La rupture des relations contractuelles s'analysant en licenciement sans cause réelle et sérieuse, il y a lieu, en application des dispositions de l'article L. 1235-4 du même code qui l'imposent et sont donc dans le débat, d'ordonner d'office à l'employeur de rembourser aux organismes concernés les indemnités de chômage versées au salarié, dans la limite de trois mois d'indemnités.
Sur les demandes annexes
L'association Foyer [4], partie principalement perdante, supportera les entiers dépens.
Mme [R] est en droit de réclamer l'indemnisation des frais non compris dans les dépens qu'elle a dû exposer à l'occasion de cette procédure. L'association sera donc tenue de lui payer la somme complémentaire de 2000 euros en application des dispositions de l'article 700 al.1er 1° du code de procédure civile.
Le jugement entrepris est confirmé en ses dispositions concernant les frais et dépens de première instance.

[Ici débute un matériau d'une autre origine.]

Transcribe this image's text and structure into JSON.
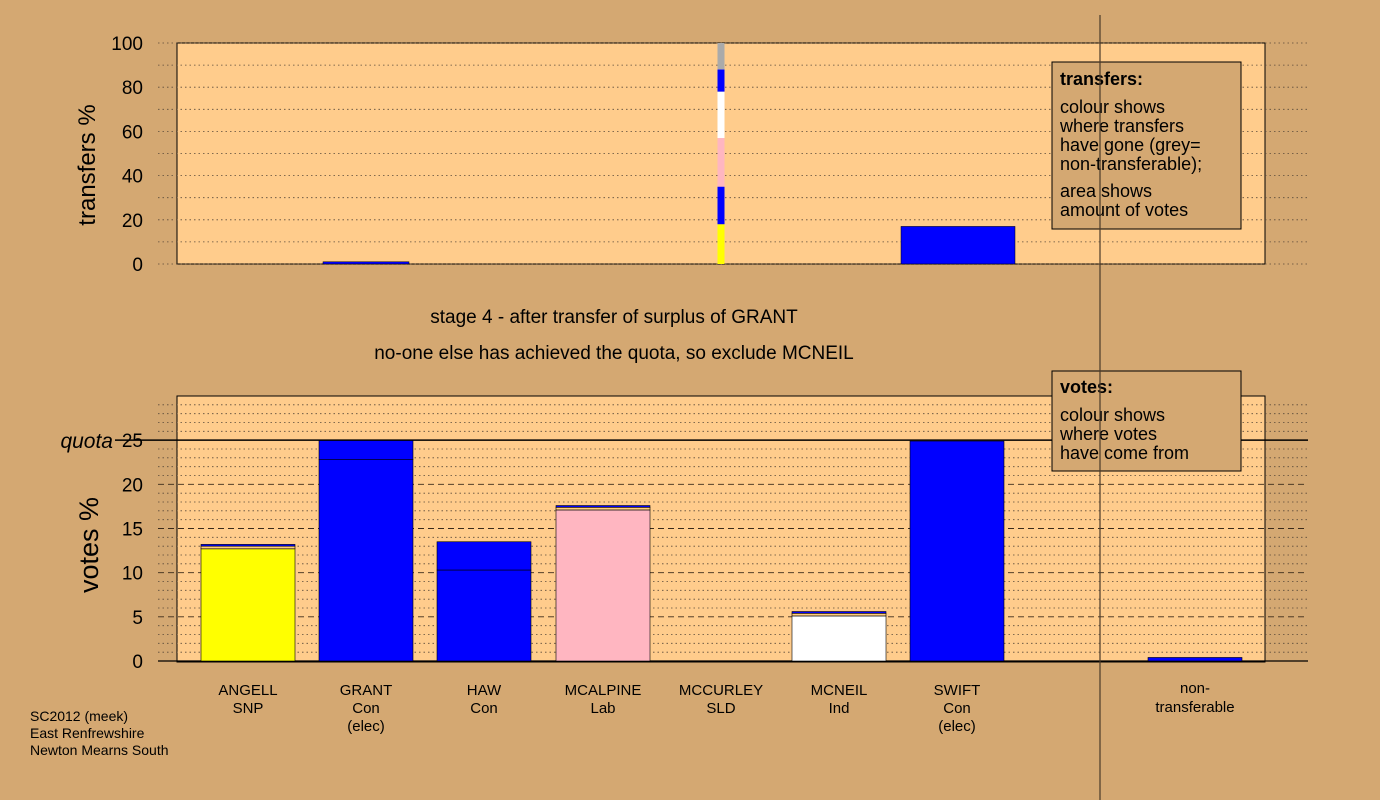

L'association Foyer [4] est déboutée de sa demande formée au titre des frais et dépens.
PAR CES MOTIFS
La cour, statuant publiquement , contradictoirement, en dernier ressort
Infirme le jugement déféré en ses dispositions ayant débouté Mme [R] de sa demande en rappel de salaire pour reclassification, de sa demande de résiliation du contrat de travail avec ses conséquences financières
Confirme le jugement déféré pour le surplus
Statuant à nouveau des chefs infirmés
Condamne l'association Foyer [4] à payer à Mme [B] [R] :
- 508,47 euros à titre de rappel de salaire pour heures supplémentaires sur la période du 20 décembre 2016 au 6 avril 2017
- 50,85 euros au titre des indemnités de congés payés correspondantes
-16 930,91 euros à titre de rappel de salaire pour reclassification au niveau F375 de la convention collective de l'animation au 30 juin 2019
- 5 000 euros de dommages et intérêts pour inégalité de traitement
- 8536,35 euros d'indemnité compensatrice de préavis
- 569,10 euros d'indemnité de congés payés afférente
- 13 278,76 euros d'indemnité conventionnelle de licenciement
- 29 000 euros de dommages et intérêts pour licenciement sans cause réelle et sérieuse
Fixe la rémunération mensuelle de Mme [B] [R] de niveau F 375 au 1er juillet 2019 à la somme mensuelle de 2845,44 euros correspondant à :
. 2340 euros salaire minimum conventionnel du niveau F375
. prime ancienneté 305,76 euros
. prime de déroulement de carrière199,68 euros
Ordonne à l'association Foyer [4] de rembourser à Pôle Emploi les indemnités de chômage versées à Mme [R] dans la limite de 3 mois d'indemnités,
Rejette toute demande plus ample ou contraire
Condamne l'association Foyer [4] aux entiers dépens d'appel
Condamne l'association Foyer [4] à payer à Mme [B] [R] la somme de 2 000 euros au titre des frais irrépétibles d'appel
Le présent arrêt a été signé par S. BLUM'', présidente et C. DELVER, greffière de chambre.